Noel Grima Tuesday, 8 March 2022, 10:04 Last update: about 5 years ago

‘The Iscariot field’. Author: Alfred Sant. Published: 2011. Pages: 497pp

I remember I had read the original in Maltese some years ago and maybe even reviewed it. This is now a translation in English and the fact that no name of the translator is included makes me think that Sant himself penned the translation, a double achievement if that is so.

Maybe reading this complex book twice, one in translation, helps in the understanding; for a first reading might turn away the reader because of the attack by hordes of rats, as is portrayed in the cover of the book.

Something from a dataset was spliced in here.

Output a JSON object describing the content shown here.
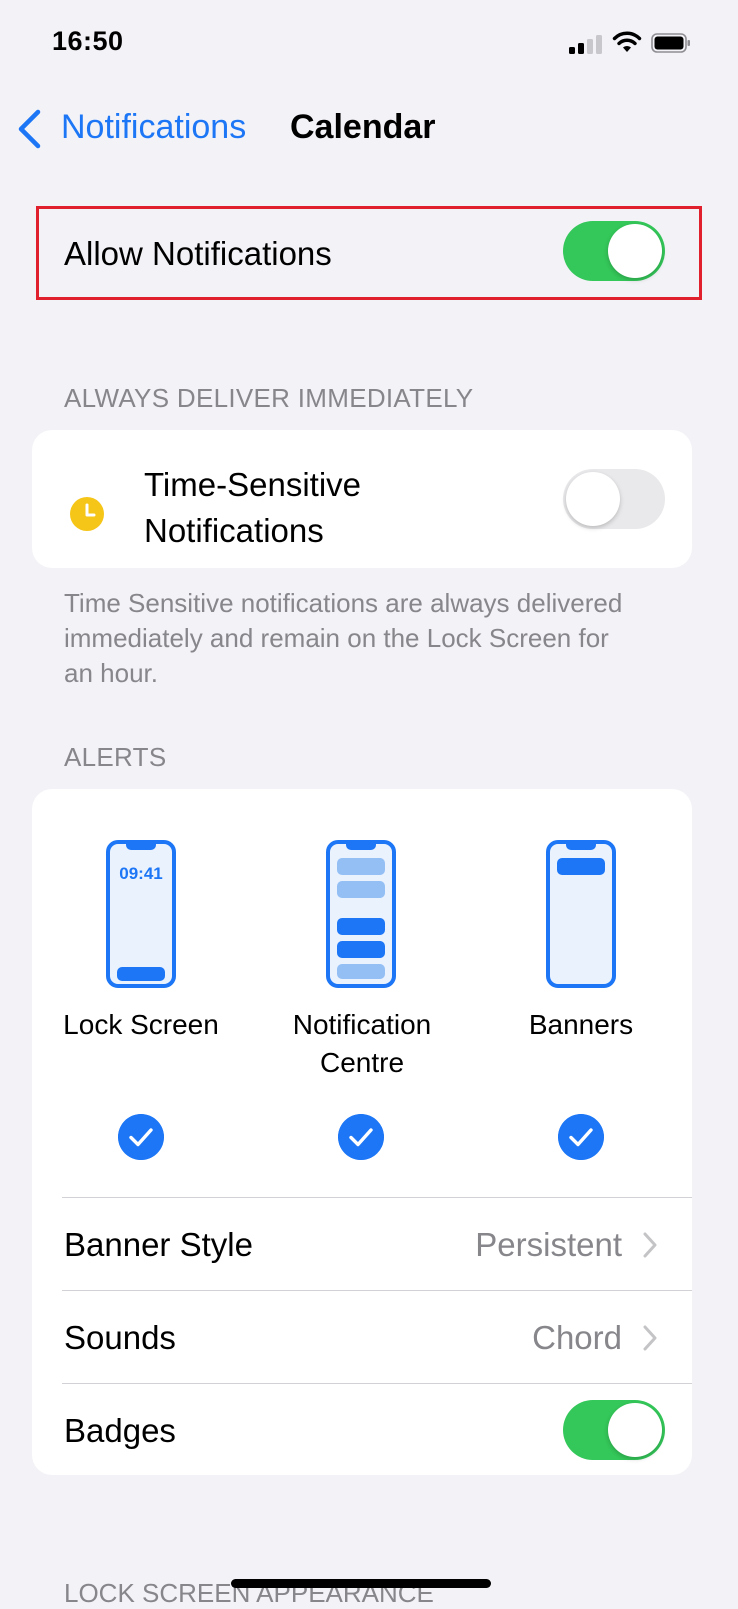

In actual fact, however, while the rat attack is indeed the culminating moment of the book, there is much more besides.

The book reports from the inside, as it were, the goings on of a media company called Quis Quam, a clone of our Where's Everybody, with a very popular discussion programme with a charismatic leader, backed by a professional team, choosing subjects with a mass appeal with inputs by experts in the field.

Facing a dearth of subjects, the leader chooses a subject that is so far unresearched and which can open up Malta's prehistory in a way that is not covered by the history books in the schools.

This is, in short, to investigate how the Phoenicians came to make Malta their sub-base.

The interest by the television programme leads it to focus on an area in Malta's countryside called Znuber with two strange hillocks, a tiny hamlet where most of the inhabitants are dead (shades of Hal Millieri) and with a strange resident priest who seems to have been demoted from his previous high visibility post.

As things sometimes happen in what remains of our countryside, the past has its own dark tales to tell and maybe the present is not that limpid either.

On the side of all this there is an exhibition being mounted by the heritage body on Malta's Phoenician past and two international experts coming to deliver speeches. And an experiment is being set up to try and capture the language that the Maltese of that time used to speak.

If all this is not confusing enough, the EU is in a flap because the figures for Malta's manufacturing products just don't make sense at all. And Malta's minuscule secret service is in a flap of its own because data from Dar Malta is being hacked.

Now put in all these ingredients in one pot and stir and mix well and you will get a dark tale you will never forget.